Maaya Rajeshwaran Revathi, the 16-year-old budding Indian teenager who trains at the Rafa Nadal Academy, had Junior World No.14 Mariia Makarova in serious trouble on Monday, before eventually succumbing to a closely-contested loss.
Maaya led 5-3 in the first set, and also later had a set point in the tiebreak. Against an opponent whose win-loss record in the junior circuit stands at a staggering 81-9, that is not just competitive — that is a statement.

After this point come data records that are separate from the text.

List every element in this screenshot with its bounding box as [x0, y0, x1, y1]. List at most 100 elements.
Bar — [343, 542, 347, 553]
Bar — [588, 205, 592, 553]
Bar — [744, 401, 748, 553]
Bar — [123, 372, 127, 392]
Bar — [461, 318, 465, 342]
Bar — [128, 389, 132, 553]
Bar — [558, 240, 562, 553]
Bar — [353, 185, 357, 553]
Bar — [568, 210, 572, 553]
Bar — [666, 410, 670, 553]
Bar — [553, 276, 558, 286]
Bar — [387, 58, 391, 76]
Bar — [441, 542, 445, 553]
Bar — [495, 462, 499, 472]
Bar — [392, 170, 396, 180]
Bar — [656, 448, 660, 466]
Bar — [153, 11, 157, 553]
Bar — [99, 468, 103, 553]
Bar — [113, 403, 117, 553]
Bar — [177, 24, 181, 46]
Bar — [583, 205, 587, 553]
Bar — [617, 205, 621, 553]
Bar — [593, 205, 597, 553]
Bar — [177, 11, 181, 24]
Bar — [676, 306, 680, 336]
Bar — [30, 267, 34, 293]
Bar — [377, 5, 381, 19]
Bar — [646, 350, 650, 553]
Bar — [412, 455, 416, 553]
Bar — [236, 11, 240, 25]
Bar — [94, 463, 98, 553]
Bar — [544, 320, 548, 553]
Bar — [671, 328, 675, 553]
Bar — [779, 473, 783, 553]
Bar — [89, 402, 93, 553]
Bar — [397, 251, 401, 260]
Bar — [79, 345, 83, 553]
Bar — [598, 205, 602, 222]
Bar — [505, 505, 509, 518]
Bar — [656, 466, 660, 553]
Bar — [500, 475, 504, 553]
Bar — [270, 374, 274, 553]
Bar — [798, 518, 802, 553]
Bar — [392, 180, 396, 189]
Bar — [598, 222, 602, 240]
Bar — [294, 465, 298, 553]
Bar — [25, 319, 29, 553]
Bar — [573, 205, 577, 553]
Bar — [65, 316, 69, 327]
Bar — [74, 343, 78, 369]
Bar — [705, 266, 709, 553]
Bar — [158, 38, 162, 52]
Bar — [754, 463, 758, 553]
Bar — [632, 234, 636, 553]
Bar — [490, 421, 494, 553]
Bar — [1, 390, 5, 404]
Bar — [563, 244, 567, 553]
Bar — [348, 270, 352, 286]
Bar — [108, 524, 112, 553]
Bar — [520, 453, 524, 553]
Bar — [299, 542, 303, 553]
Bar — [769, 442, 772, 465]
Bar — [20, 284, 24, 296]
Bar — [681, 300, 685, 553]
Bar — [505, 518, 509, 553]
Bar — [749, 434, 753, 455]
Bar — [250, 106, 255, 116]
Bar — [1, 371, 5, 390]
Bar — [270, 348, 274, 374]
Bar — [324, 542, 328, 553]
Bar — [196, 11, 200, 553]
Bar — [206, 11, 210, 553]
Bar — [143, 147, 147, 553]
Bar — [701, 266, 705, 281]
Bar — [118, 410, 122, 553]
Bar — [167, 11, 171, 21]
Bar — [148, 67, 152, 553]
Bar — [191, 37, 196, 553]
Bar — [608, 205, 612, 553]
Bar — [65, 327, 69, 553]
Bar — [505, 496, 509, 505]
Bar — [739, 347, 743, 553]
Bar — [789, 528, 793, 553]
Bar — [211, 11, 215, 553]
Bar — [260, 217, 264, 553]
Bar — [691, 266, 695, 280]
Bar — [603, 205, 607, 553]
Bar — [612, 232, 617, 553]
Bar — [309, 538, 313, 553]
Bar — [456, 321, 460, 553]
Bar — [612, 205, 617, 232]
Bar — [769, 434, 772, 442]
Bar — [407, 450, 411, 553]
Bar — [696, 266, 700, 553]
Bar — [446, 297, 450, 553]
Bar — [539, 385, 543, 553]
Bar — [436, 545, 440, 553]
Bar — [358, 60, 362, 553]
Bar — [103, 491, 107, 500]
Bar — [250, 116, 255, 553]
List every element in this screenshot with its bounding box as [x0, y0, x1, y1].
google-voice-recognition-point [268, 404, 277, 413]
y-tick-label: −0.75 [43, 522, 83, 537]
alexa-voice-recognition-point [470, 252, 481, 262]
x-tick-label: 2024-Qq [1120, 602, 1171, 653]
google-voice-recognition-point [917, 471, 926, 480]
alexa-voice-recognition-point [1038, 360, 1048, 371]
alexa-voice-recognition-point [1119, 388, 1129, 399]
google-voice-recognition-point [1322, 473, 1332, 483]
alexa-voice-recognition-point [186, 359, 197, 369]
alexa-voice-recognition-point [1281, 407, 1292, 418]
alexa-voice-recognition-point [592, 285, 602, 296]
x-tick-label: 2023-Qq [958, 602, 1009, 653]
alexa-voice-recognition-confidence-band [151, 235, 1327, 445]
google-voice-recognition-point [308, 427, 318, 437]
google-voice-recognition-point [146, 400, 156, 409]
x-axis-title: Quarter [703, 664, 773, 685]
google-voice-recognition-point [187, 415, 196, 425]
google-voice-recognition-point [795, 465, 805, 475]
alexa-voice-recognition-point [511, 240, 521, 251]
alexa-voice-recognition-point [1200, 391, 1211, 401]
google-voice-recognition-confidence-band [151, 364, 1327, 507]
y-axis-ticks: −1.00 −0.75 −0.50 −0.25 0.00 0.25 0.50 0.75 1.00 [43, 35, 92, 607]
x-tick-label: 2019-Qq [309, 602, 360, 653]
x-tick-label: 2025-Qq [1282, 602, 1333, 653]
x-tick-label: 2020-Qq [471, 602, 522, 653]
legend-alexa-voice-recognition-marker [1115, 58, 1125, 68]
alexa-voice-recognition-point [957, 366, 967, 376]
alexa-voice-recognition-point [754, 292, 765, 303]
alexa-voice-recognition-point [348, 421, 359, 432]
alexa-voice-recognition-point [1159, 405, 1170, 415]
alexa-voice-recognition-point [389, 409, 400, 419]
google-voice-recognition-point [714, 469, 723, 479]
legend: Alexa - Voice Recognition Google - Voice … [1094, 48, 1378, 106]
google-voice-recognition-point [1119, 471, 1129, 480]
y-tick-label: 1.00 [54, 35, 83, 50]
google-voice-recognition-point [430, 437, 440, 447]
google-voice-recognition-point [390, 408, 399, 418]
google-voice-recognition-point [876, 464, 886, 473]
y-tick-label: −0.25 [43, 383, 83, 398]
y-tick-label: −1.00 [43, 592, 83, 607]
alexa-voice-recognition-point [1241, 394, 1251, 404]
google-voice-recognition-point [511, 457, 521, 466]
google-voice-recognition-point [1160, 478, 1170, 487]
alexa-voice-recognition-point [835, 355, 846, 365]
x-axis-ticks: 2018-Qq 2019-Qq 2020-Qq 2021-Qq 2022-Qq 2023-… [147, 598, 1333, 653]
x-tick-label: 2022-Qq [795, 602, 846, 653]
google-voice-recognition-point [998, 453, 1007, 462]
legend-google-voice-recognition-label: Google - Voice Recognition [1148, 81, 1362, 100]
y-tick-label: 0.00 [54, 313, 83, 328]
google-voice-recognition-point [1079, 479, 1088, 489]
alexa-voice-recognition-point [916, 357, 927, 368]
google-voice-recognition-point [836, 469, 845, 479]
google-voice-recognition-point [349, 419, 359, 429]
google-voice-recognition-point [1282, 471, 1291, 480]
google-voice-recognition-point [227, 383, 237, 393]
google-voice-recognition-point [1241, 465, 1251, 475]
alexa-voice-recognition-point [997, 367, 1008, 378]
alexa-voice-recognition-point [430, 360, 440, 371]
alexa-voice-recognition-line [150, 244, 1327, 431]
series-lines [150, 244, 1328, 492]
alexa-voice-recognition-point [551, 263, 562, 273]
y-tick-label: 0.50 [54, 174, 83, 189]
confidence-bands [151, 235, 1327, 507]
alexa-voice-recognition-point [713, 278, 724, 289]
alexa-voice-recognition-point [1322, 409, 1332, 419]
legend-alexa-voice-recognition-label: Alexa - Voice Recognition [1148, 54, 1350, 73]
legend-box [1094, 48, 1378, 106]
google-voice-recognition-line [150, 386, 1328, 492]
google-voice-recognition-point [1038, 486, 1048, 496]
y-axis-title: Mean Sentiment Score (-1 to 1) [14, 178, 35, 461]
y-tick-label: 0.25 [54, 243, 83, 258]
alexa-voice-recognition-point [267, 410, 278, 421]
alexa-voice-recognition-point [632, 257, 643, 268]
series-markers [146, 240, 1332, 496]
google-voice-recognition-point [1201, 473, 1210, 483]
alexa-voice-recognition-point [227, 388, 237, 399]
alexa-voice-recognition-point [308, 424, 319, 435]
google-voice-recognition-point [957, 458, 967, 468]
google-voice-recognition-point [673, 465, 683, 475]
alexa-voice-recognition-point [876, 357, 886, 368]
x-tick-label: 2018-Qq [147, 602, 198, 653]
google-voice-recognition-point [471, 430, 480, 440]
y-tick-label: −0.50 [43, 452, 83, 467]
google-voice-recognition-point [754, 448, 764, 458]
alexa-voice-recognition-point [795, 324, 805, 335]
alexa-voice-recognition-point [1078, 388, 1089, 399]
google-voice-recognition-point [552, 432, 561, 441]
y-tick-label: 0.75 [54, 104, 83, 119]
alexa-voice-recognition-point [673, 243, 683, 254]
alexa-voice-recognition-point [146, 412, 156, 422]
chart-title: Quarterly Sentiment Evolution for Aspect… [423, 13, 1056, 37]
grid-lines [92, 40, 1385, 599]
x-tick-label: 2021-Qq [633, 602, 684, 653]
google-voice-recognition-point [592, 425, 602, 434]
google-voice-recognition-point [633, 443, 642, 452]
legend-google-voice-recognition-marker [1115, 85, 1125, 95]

Makarova, as she tends to do, found a way through. The Russian’s shot-making lifted at the moments that mattered most, she edged the tiebreak, and then pulled clear in the second to take it 7-6(6), 6-4. Her 28 winners to Maaya’s 16 tells you where the margin came from — but it does not tell you how close Maaya brought it.
Maaya entered the ITF Junior Top 50 in December 2025 after a quarterfinal run at the J300 Bradenton event in the United States, and has been quietly building a reputation as one of the circuit’s most competitive juniors.
This match was a reminder of both how far Maaya has come and how high the ceiling is. Taking a player of Makarova’s calibre — whose career-high ITF junior ranking sits at 14 — to a tiebreak, holding set point, and refusing to be broken in the first set is the kind of match experience that compounds.